It has never been easy to get old, I’m certain of that. It’s not getting any easier either, I’m certain of that too.
Most of the hassles are of the bureaucratic kind. Money hassles in general; dealing with Social Security and Medicare; taxes; doctor bills; working; investments if you’re lucky. Illness and decrepitude are hassles, that’s for sure. My least favorite hassles, however, are the ones that come from other people in the form of silly ideas. Things like, “Social Security and Medicare are entitlement programs (and we can’t afford such giveaways)”; “how long should people have to work before they can start on Social Security?”; and my least favorite, “Baby Boomers fucked up the world.”
That last one, amazingly, often comes from Baby Boomers themselves. If that’s the case, usually It’s a Conservative Baby Boomer complaining about Liberal Baby Boomers. Most often, though, it comes from younger people, and it really gives me a “hey you kids, get off my lawn” moment when that happens. Young people have been annoying since the dawn of time, but I’m getting to the age when it becomes most noticeable.

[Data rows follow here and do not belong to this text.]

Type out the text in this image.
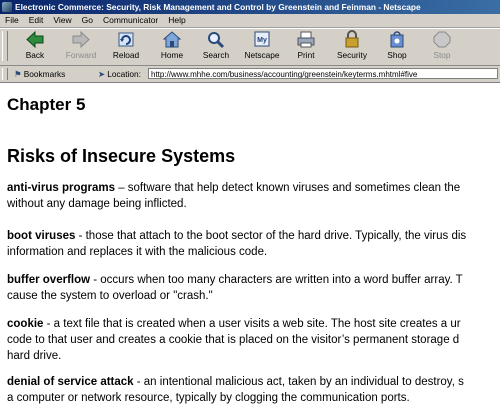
Electronic Commerce: Security, Risk Management and Control by Greenstein and Feinman - Netscape
File Edit View Go Communicator Help
Back	Forward	Reload	Home	Search
My
Netscape	Print	Security	Shop	Stop
⚑ Bookmarks	➤ Location:	http://www.mhhe.com/business/accounting/greenstein/keyterms.mhtml#five
Chapter 5
Risks of Insecure Systems
anti-virus programs – software that help detect known viruses and sometimes clean the
without any damage being inflicted.
boot viruses - those that attach to the boot sector of the hard drive. Typically, the virus dis
information and replaces it with the malicious code.
buffer overflow - occurs when too many characters are written into a word buffer array. T
cause the system to overload or "crash."
cookie - a text file that is created when a user visits a web site. The host site creates a ur
code to that user and creates a cookie that is placed on the visitor’s permanent storage d
hard drive.
denial of service attack - an intentional malicious act, taken by an individual to destroy, s
a computer or network resource, typically by clogging the communication ports.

When young people today complain about Baby Boomers they have a twofold agenda: 1) Baby Boomers made mistakes that have ruined my planet or my finances and limited my opportunities or something; and 2) when are my Baby Boomer parents going to die so that I can get my hands on “my” money? Man, I like ISIS better than I like some of these young people.
And by the way, all of you hipsters, with your hipster hats, you’d better hurry up and knew this:
As you are, we once were; as we are, so you will someday be. (To paraphrase skeletal death on those Middle Ages tombstones.)

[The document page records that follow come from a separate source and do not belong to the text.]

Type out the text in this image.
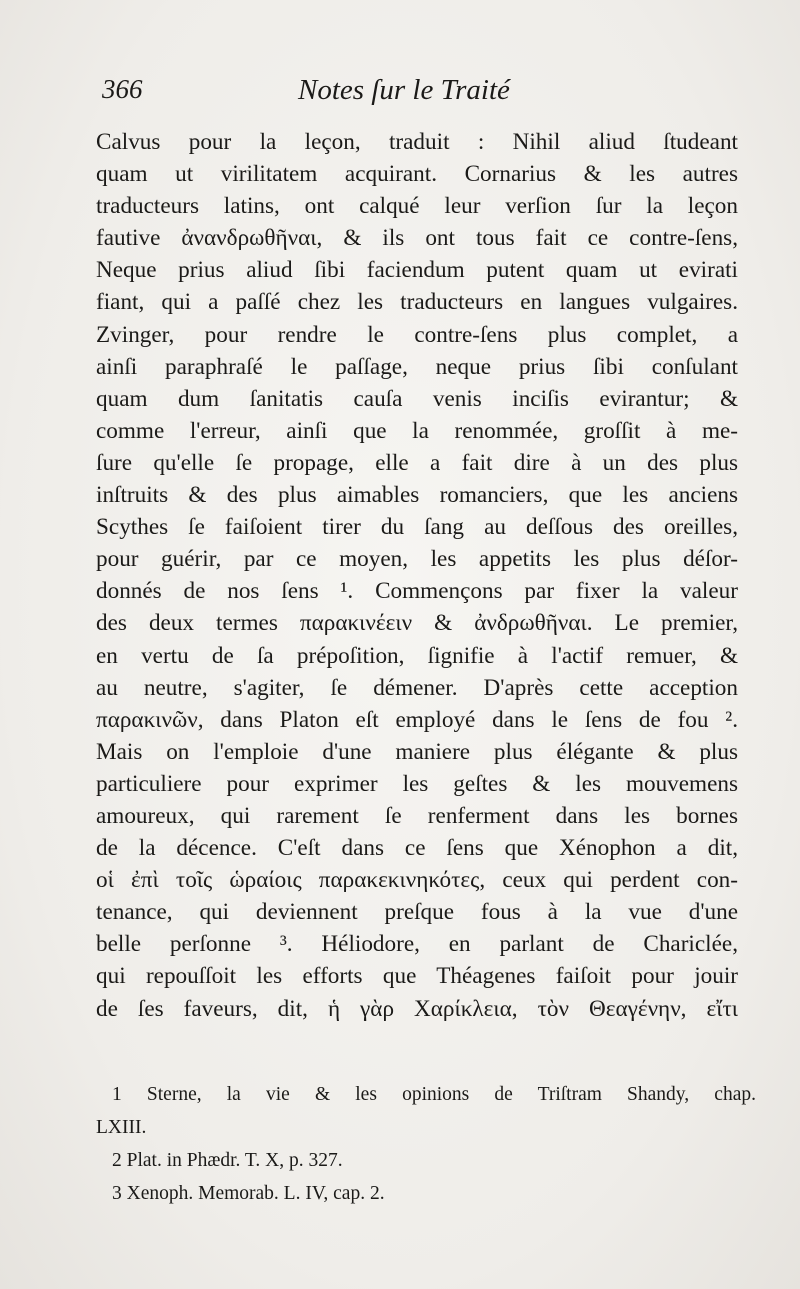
366	Notes ſur le Traité
Calvus pour la leçon, traduit : Nihil aliud ſtudeant
quam ut virilitatem acquirant. Cornarius & les autres
traducteurs latins, ont calqué leur verſion ſur la leçon
fautive ἀνανδρωθῆναι, & ils ont tous fait ce contre-ſens,
Neque prius aliud ſibi faciendum putent quam ut evirati
fiant, qui a paſſé chez les traducteurs en langues vulgaires.
Zvinger, pour rendre le contre-ſens plus complet, a
ainſi paraphraſé le paſſage, neque prius ſibi conſulant
quam dum ſanitatis cauſa venis inciſis evirantur; &
comme l'erreur, ainſi que la renommée, groſſit à me-
ſure qu'elle ſe propage, elle a fait dire à un des plus
inſtruits & des plus aimables romanciers, que les anciens
Scythes ſe faiſoient tirer du ſang au deſſous des oreilles,
pour guérir, par ce moyen, les appetits les plus déſor-
donnés de nos ſens ¹. Commençons par fixer la valeur
des deux termes παρακινέειν & ἀνδρωθῆναι. Le premier,
en vertu de ſa prépoſition, ſignifie à l'actif remuer, &
au neutre, s'agiter, ſe démener. D'après cette acception
παρακινῶν, dans Platon eſt employé dans le ſens de fou ².
Mais on l'emploie d'une maniere plus élégante & plus
particuliere pour exprimer les geſtes & les mouvemens
amoureux, qui rarement ſe renferment dans les bornes
de la décence. C'eſt dans ce ſens que Xénophon a dit,
οἱ ἐπὶ τοῖς ὡραίοις παρακεκινηκότες, ceux qui perdent con-
tenance, qui deviennent preſque fous à la vue d'une
belle perſonne ³. Héliodore, en parlant de Chariclée,
qui repouſſoit les efforts que Théagenes faiſoit pour jouir
de ſes faveurs, dit, ἡ γὰρ Χαρίκλεια, τὸν Θεαγένην, εἴτι
1 Sterne, la vie & les opinions de Triſtram Shandy, chap.
LXIII.
2 Plat. in Phædr. T. X, p. 327.
3 Xenoph. Memorab. L. IV, cap. 2.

And that’s if you’re lucky! Not everybody gets the luxury of old age. I was definitely thirty-five-years-old at one time, and I was thirty-five for an entire calendar year. Many of these whining youngsters will be dead before they reach my age. Maybe long dead. Some of them deserve it, too.

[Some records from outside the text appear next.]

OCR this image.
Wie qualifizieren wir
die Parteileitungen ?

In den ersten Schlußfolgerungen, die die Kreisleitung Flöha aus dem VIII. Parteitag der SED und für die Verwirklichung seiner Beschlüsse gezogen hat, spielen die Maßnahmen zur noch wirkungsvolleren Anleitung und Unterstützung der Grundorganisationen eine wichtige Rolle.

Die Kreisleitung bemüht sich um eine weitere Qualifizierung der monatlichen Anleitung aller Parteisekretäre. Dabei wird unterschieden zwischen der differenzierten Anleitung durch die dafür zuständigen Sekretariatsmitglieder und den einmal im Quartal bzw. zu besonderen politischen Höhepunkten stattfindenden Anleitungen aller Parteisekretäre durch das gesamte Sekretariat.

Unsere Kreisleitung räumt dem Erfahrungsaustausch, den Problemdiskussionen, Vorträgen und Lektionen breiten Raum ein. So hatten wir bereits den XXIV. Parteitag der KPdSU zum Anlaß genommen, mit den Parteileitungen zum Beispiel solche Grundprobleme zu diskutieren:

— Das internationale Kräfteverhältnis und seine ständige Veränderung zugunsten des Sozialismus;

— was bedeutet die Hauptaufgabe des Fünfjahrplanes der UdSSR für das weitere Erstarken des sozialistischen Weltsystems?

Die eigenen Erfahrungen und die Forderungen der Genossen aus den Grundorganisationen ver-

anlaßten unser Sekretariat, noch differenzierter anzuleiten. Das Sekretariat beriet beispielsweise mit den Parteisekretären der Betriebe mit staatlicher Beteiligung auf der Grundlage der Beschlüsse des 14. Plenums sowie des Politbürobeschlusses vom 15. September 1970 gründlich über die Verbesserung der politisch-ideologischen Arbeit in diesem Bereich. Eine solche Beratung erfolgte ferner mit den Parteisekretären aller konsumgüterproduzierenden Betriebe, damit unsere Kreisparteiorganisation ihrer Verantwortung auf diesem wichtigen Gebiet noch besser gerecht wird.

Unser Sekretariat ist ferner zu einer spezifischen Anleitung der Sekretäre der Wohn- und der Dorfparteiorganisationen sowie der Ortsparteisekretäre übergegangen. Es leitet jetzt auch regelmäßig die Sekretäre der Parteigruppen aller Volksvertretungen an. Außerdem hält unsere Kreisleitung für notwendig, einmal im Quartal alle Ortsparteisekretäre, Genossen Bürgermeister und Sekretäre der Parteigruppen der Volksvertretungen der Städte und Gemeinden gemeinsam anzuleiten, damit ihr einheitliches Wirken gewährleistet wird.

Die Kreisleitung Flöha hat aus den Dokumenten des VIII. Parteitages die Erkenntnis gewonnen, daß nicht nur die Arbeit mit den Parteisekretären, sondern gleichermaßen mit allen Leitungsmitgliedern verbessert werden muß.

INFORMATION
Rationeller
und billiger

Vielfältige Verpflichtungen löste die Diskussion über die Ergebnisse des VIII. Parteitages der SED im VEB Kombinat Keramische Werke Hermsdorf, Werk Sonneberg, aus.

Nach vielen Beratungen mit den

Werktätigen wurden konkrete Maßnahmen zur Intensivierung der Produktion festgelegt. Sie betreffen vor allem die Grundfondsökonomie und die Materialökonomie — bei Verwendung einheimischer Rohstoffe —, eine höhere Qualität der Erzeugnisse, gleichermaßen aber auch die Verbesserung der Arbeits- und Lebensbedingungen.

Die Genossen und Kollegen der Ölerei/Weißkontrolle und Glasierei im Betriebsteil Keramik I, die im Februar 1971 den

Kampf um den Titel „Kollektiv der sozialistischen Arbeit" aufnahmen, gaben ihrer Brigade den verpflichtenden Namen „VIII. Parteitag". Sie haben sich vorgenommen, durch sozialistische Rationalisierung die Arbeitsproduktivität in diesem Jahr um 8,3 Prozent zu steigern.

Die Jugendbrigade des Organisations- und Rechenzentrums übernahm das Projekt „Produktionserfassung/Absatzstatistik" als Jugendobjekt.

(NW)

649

Everybody gets the same deal. Everybody who lives a normal life span, who hits the actuarial predictions, lives exactly one year at each year of age. Everyone’s year is the same 365 days; the same 525,600 minutes. My “three score and ten” is the same as everybody else’s “three score and ten.” All young people, including we Boomers, have always shared the illusion that they will somehow beat the odds and remain young forever, because they exercise, or eat right, or will get lucky, or the doc’s will figure something out, forever. The certainty of death only begins to sink in at around forty-five-years-old. It all happens faster than anyone expected it to as well. If you’re alive now, you’ll be dead within only a few thousand heartbeats after me. We’re alive . . . we’re dying . . . and, we’re gone. That’s the deal. And it’s not the fault of Baby Boomers.
It’s not cool to blame shit on previous generations. Intergenerational struggles are like a Golden Gloves boxing match, where a couple of kids wear huge pillowy gloves and flail away at each other without really accomplishing anything. Baby Boomers may be in a unique situation, now that I think of it. When we were young men and women, our parent’s generation was jealous of us, and by now I think these young hipsters are jealous of us as well. After all, our fun made their fun look like a work camp. And young people today should bow down and thank us for breaking up the old social status quo. We died for their sins! All of the things that they now believe make them cool came from us Boomers.
And here’s a tip, boys and girls. If you’ve got your eye on mommy and daddy’s money, don’t say that shit out loud. Keep that as your most closely held secret. Because we are a nation of laws, and your parents can do whatever they want with that money. I would encourage them to consider the matter very seriously.
And here’s a tip for Baby Boomers whose adult children are measuring them for coffins and taking inventory of their property and accounts: don’t forget to put your ungrateful children in your will for $100. That way they can’t take the battle to the Probate Court arguing that you just forgot to mention them and that you really intended to leave everything to them.